I don’t want to jump the gun. I don’t want to talk about that. I’m just saying that I wouldn’t be surprised if the election ... there’s a lot of dirty pool played at the election, meaning the election is rigged. I would not be surprised. The voter ID, they’re fighting as hard as you can fight so that that they don’t have to show voter ID. So, what’s the purpose of that? How many times is a person going to vote during the day? If you don’t have voter ID . . .

ThinkProgress noted in August that in 2008 the U.S. Supreme Court cited only one instance of in-person voter fraud over the past 140 years in Indiana; a 2004 Wisconsin study on voter fraud found only seven cases out of 3 million voters; an Iowa study in 2014 turned up no incidents of in-person voter fraud.

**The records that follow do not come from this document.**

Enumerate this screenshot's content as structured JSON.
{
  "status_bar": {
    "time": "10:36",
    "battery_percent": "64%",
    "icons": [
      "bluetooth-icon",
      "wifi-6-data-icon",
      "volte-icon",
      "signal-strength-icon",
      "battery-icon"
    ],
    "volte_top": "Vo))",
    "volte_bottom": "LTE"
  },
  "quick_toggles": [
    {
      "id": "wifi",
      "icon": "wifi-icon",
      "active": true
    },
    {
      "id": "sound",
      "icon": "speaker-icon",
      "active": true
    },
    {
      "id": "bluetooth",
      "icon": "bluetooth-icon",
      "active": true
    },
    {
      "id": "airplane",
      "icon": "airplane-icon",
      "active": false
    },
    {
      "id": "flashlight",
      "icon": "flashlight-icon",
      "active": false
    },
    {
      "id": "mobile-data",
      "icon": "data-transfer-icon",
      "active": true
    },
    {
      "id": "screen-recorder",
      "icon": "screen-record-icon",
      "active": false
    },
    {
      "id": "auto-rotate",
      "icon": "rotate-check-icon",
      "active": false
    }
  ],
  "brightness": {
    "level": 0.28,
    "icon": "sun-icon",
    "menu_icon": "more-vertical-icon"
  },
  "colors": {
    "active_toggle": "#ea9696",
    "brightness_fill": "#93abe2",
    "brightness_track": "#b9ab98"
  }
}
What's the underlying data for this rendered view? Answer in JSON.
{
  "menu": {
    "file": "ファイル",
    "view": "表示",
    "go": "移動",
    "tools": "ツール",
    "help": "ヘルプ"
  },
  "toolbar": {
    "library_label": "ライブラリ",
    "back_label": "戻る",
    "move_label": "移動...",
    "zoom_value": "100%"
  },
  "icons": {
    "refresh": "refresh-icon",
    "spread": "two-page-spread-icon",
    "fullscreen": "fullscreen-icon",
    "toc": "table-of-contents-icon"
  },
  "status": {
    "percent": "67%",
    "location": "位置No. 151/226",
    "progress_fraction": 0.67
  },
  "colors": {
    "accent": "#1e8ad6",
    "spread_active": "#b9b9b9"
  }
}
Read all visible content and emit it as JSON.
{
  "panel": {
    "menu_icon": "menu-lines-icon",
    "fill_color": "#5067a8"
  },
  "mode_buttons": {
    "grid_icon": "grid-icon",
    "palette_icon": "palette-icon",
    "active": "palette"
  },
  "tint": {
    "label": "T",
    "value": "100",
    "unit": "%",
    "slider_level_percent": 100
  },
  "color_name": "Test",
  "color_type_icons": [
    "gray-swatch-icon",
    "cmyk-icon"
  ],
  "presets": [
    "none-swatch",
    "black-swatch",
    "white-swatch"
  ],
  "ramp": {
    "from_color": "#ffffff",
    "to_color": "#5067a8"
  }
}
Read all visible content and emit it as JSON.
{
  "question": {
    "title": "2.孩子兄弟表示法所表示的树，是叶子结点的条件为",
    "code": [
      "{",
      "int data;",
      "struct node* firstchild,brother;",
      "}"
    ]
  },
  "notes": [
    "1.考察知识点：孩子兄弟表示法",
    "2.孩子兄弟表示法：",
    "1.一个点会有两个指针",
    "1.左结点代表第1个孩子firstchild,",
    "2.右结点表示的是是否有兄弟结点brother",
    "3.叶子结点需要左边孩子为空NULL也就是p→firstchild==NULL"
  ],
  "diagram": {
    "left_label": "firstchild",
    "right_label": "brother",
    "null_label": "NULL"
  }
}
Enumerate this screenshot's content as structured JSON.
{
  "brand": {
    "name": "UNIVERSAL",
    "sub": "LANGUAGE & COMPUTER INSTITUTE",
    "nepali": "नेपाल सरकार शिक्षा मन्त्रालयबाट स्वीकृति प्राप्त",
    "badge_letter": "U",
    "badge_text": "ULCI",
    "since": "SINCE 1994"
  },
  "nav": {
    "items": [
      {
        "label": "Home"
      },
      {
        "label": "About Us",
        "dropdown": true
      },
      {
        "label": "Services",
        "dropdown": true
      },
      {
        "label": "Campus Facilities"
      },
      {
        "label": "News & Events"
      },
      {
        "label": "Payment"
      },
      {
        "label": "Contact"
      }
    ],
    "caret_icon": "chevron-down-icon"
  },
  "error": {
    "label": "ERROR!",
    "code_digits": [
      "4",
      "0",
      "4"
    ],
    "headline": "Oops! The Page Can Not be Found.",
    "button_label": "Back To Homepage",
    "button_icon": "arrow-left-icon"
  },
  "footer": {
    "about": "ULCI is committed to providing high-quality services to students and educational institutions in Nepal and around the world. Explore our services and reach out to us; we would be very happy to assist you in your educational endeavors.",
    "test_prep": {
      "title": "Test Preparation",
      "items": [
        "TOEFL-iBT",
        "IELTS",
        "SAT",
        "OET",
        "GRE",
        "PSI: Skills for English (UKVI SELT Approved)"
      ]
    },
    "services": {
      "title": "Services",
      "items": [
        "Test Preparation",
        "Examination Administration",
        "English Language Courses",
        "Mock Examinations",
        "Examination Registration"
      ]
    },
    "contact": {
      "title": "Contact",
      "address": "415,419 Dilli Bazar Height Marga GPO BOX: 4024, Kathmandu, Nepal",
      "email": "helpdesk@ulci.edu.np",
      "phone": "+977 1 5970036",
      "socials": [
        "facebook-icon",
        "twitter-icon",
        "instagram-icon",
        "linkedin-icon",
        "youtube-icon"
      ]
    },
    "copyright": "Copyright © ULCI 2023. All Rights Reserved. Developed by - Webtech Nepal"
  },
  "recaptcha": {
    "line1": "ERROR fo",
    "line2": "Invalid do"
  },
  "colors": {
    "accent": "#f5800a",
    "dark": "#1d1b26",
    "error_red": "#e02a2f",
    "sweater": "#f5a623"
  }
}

Voter ID laws are often used to discourage minorities from voting, ThinkProgress reported, noting that when a Texas voter ID law was shot down by the courts in July, an expert testified during the case: "Hispanic registered voters and Black registered voters were respectively 195 percent and 305 percent more likely than their Anglo peers to lack" the types of ID required by the law.

According to ThinkProgress, a federal judge in North Dakota issued a temporary block against the state's voter ID law in August, and said: "[T]he record is replete with concrete evidence of significant burdens imposed on Native American voters attempting to exercise their right to vote."